Presseartikel von Hans-Werner Sinn, Arbeit und Arbeitsrecht, 03/2008, S. 129

Die Konjunktur verliert an Dynamik

Die Weltwirtschaft zeigte sich im Jahr 2007 robust. Das Bruttoinlandsprodukt legte im Spannungsfeld einer aussichtsreichen Ertragslage der Unternehmen, einer verbesserten Situation am Arbeitsmarkt, einer höheren Inflation sowie erneut stark anziehender Ölpreise verhaltener zu als noch vor einem Jahr.

In den USA hat das reale Bruttoinlandsprodukt 2007 um 2,2% zugenommen. Maßgeblich hierfür waren der private Konsum und die Exporte, die vom deutlichen Wertverlust des US-Dollar profitierten. Die Bauinvestitionen hingegen sanken im Gefolge der US-Immobilienkrise erneut sehr kräftig. Für 2008 wird daher mit „nur“ 2% gerechnet.

Japan erreichte 2007 ein Wachstum von 2,1%, für 2008 werden 1,7% erwartet. In China hingegen hat sich das Wachstum im Jahr 2007 mit einem Plus von 11,4% noch einmal verstärkt, 2008 wird es auf 9,5% zurückgehen. In den weiteren ostasiatischen Schwellenländern war die konjunkturelle Entwicklung dynamisch. Sie wird auch 2008 anhalten.

In Lateinamerika war die Dynamik der konjunkturellen Entwicklung 2007 weiterhin hoch, wenn auch in einigen wichtigen Volkswirtschaften das Bruttoinlandsprodukt nicht mehr mit den hohen Raten der Vorjahre expandierte. Nach 5% im Jahr 2007 sind für dieses Jahr 4,5% Wachstum zu erwarten. Insgesamt profitieren die großen Volkswirtschaften der Region als Nettorohstoff- sowie Nettolebensmittelexporteure von dem kräftigen Anstieg der Energie- und Rohstoff- sowie der Lebensmittelpreise.

Im gesamten Jahr 2007 stieg das Bruttoinlandsprodukt in der alten EU (einschl. Slowenien) um 2,7% und in der EU27 um 2,9%. Der Konsum expandierte vor dem Hintergrund der günstigen Entwicklung am Arbeitsmarkt lebhaft. Die Investitionen legten nach einer vorübergehenden Stagnation zu. In den neuen EU-Mitgliedsländern legte das Bruttoinlandsprodukt gegenüber dem Vorjahr um rund 6% zu.

In Deutschland hat das reale Bruttoinlandsprodukt 2007 um 2,5% zugenommen.
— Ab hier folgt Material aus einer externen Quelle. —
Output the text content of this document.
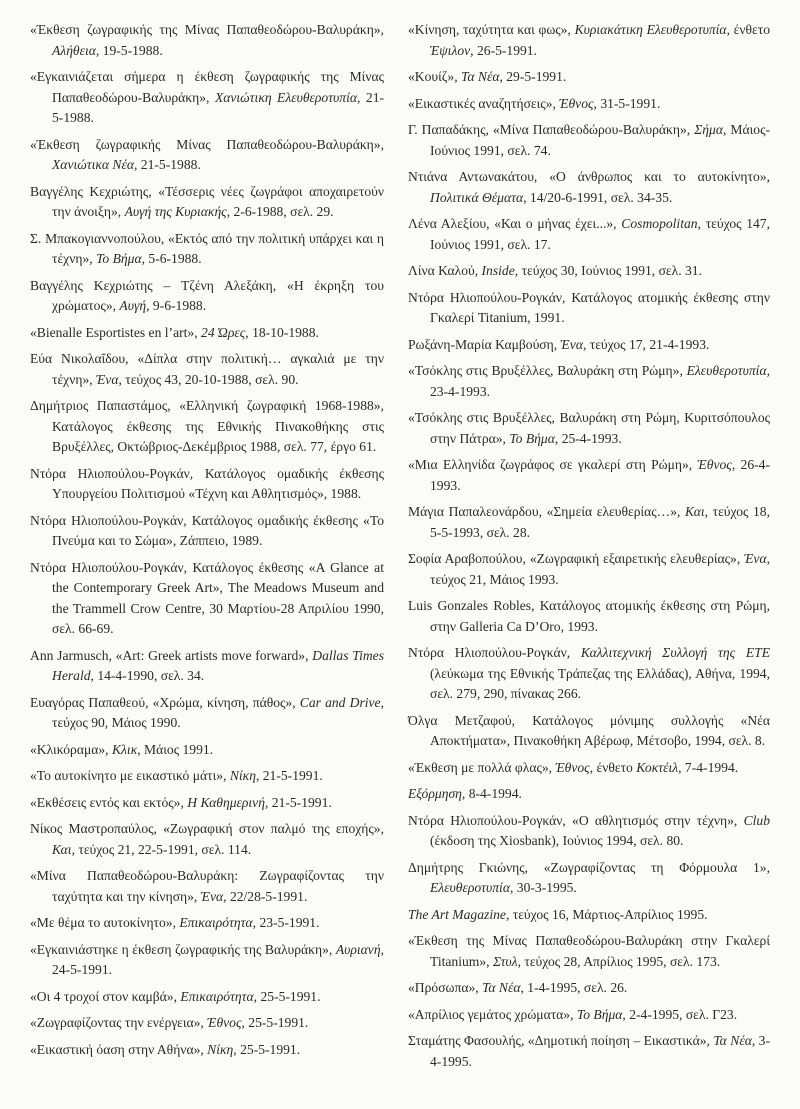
«Έκθεση ζωγραφικής της Μίνας Παπαθεοδώρου-Βαλυράκη», Αλήθεια, 19-5-1988.

«Εγκαινιάζεται σήμερα η έκθεση ζωγραφικής της Μίνας Παπαθεοδώρου-Βαλυράκη», Χανιώτικη Ελευθεροτυπία, 21-5-1988.

«Έκθεση ζωγραφικής Μίνας Παπαθεοδώρου-Βαλυράκη», Χανιώτικα Νέα, 21-5-1988.

Βαγγέλης Κεχριώτης, «Τέσσερις νέες ζωγράφοι αποχαιρετούν την άνοιξη», Αυγή της Κυριακής, 2-6-1988, σελ. 29.

Σ. Μπακογιαννοπούλου, «Εκτός από την πολιτική υπάρχει και η τέχνη», Το Βήμα, 5-6-1988.

Βαγγέλης Κεχριώτης – Τζένη Αλεξάκη, «Η έκρηξη του χρώματος», Αυγή, 9-6-1988.

«Bienalle Esportistes en l’art», 24 Ώρες, 18-10-1988.

Εύα Νικολαΐδου, «Δίπλα στην πολιτική… αγκαλιά με την τέχνη», Ένα, τεύχος 43, 20-10-1988, σελ. 90.

Δημήτριος Παπαστάμος, «Ελληνική ζωγραφική 1968-1988», Κατάλογος έκθεσης της Εθνικής Πινακοθήκης στις Βρυξέλλες, Οκτώβριος-Δεκέμβριος 1988, σελ. 77, έργο 61.

Ντόρα Ηλιοπούλου-Ρογκάν, Κατάλογος ομαδικής έκθεσης Υπουργείου Πολιτισμού «Τέχνη και Αθλητισμός», 1988.

Ντόρα Ηλιοπούλου-Ρογκάν, Κατάλογος ομαδικής έκθεσης «Το Πνεύμα και το Σώμα», Ζάππειο, 1989.

Ντόρα Ηλιοπούλου-Ρογκάν, Κατάλογος έκθεσης «A Glance at the Contemporary Greek Art», The Meadows Museum and the Trammell Crow Centre, 30 Μαρτίου-28 Απριλίου 1990, σελ. 66-69.

Ann Jarmusch, «Art: Greek artists move forward», Dallas Times Herald, 14-4-1990, σελ. 34.

Ευαγόρας Παπαθεού, «Χρώμα, κίνηση, πάθος», Car and Drive, τεύχος 90, Μάιος 1990.

«Κλικόραμα», Κλικ, Μάιος 1991.

«Το αυτοκίνητο με εικαστικό μάτι», Νίκη, 21-5-1991.

«Εκθέσεις εντός και εκτός», Η Καθημερινή, 21-5-1991.

Νίκος Μαστροπαύλος, «Ζωγραφική στον παλμό της εποχής», Και, τεύχος 21, 22-5-1991, σελ. 114.

«Μίνα Παπαθεοδώρου-Βαλυράκη: Ζωγραφίζοντας την ταχύτητα και την κίνηση», Ένα, 22/28-5-1991.

«Με θέμα το αυτοκίνητο», Επικαιρότητα, 23-5-1991.

«Εγκαινιάστηκε η έκθεση ζωγραφικής της Βαλυράκη», Αυριανή, 24-5-1991.

«Οι 4 τροχοί στον καμβά», Επικαιρότητα, 25-5-1991.

«Ζωγραφίζοντας την ενέργεια», Έθνος, 25-5-1991.

«Εικαστική όαση στην Αθήνα», Νίκη, 25-5-1991.

«Κίνηση, ταχύτητα και φως», Κυριακάτικη Ελευθεροτυπία, ένθετο Έψιλον, 26-5-1991.

«Κουίζ», Τα Νέα, 29-5-1991.

«Εικαστικές αναζητήσεις», Έθνος, 31-5-1991.

Γ. Παπαδάκης, «Μίνα Παπαθεοδώρου-Βαλυράκη», Σήμα, Μάιος-Ιούνιος 1991, σελ. 74.

Ντιάνα Αντωνακάτου, «Ο άνθρωπος και το αυτοκίνητο», Πολιτικά Θέματα, 14/20-6-1991, σελ. 34-35.

Λένα Αλεξίου, «Και ο μήνας έχει...», Cosmopolitan, τεύχος 147, Ιούνιος 1991, σελ. 17.

Λίνα Καλού, Inside, τεύχος 30, Ιούνιος 1991, σελ. 31.

Ντόρα Ηλιοπούλου-Ρογκάν, Κατάλογος ατομικής έκθεσης στην Γκαλερί Titanium, 1991.

Ρωξάνη-Μαρία Καμβούση, Ένα, τεύχος 17, 21-4-1993.

«Τσόκλης στις Βρυξέλλες, Βαλυράκη στη Ρώμη», Ελευθεροτυπία, 23-4-1993.

«Τσόκλης στις Βρυξέλλες, Βαλυράκη στη Ρώμη, Κυριτσόπουλος στην Πάτρα», Το Βήμα, 25-4-1993.

«Μια Ελληνίδα ζωγράφος σε γκαλερί στη Ρώμη», Έθνος, 26-4-1993.

Μάγια Παπαλεονάρδου, «Σημεία ελευθερίας…», Και, τεύχος 18, 5-5-1993, σελ. 28.

Σοφία Αραβοπούλου, «Ζωγραφική εξαιρετικής ελευθερίας», Ένα, τεύχος 21, Μάιος 1993.

Luis Gonzales Robles, Κατάλογος ατομικής έκθεσης στη Ρώμη, στην Galleria Ca D’Oro, 1993.

Ντόρα Ηλιοπούλου-Ρογκάν, Καλλιτεχνική Συλλογή της ΕΤΕ (λεύκωμα της Εθνικής Τράπεζας της Ελλάδας), Αθήνα, 1994, σελ. 279, 290, πίνακας 266.

Όλγα Μετζαφού, Κατάλογος μόνιμης συλλογής «Νέα Αποκτήματα», Πινακοθήκη Αβέρωφ, Μέτσοβο, 1994, σελ. 8.

«Έκθεση με πολλά φλας», Έθνος, ένθετο Κοκτέιλ, 7-4-1994.

Εξόρμηση, 8-4-1994.

Ντόρα Ηλιοπούλου-Ρογκάν, «Ο αθλητισμός στην τέχνη», Club (έκδοση της Xiosbank), Ιούνιος 1994, σελ. 80.

Δημήτρης Γκιώνης, «Ζωγραφίζοντας τη Φόρμουλα 1», Ελευθεροτυπία, 30-3-1995.

The Art Magazine, τεύχος 16, Μάρτιος-Απρίλιος 1995.

«Έκθεση της Μίνας Παπαθεοδώρου-Βαλυράκη στην Γκαλερί Titanium», Στυλ, τεύχος 28, Απρίλιος 1995, σελ. 173.

«Πρόσωπα», Τα Νέα, 1-4-1995, σελ. 26.

«Απρίλιος γεμάτος χρώματα», Το Βήμα, 2-4-1995, σελ. Γ23.

Σταμάτης Φασουλής, «Δημοτική ποίηση – Εικαστικά», Τα Νέα, 3-4-1995.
In den ersten beiden Quartalen 2007 ist das Expansionstempo, nicht zuletzt aufgrund der dämpfenden Effekte der kräftigen Mehrwertsteuererhöhung, etwas schwächer gewesen.

Die günstige konjunkturelle Entwicklung hat sich deutlich am Arbeitsmarkt ausgewirkt. Die sozialversicherungspflichtige Beschäftigung lag im Dezember um 588.000 oder 2,2% höher als im selben Monat des Vorjahrs. Die Arbeitslosigkeit ist 2007 weiter kräftig gesunken. Der Anstieg der Lebenshaltungskosten hat sich durch die kräftige Anhebung der Mehrwertsteuer, den Höhenflug der Rohölpreise und die Verteuerung von wichtigen Grundnahrungsmitteln spürbar beschleunigt.

Insgesamt sind für 2008 1,8% Wachstum zu erwarten. Insbesondere auf dem Arbeitsmarkt wird sich die sehr positive Entwicklung des Vorjahres nicht fortsetzen. Vor allem die neuen Mindestlohnvorschriften werden die Arbeitsmarktchancen der gering Qualifizierten erneut verschlechtern.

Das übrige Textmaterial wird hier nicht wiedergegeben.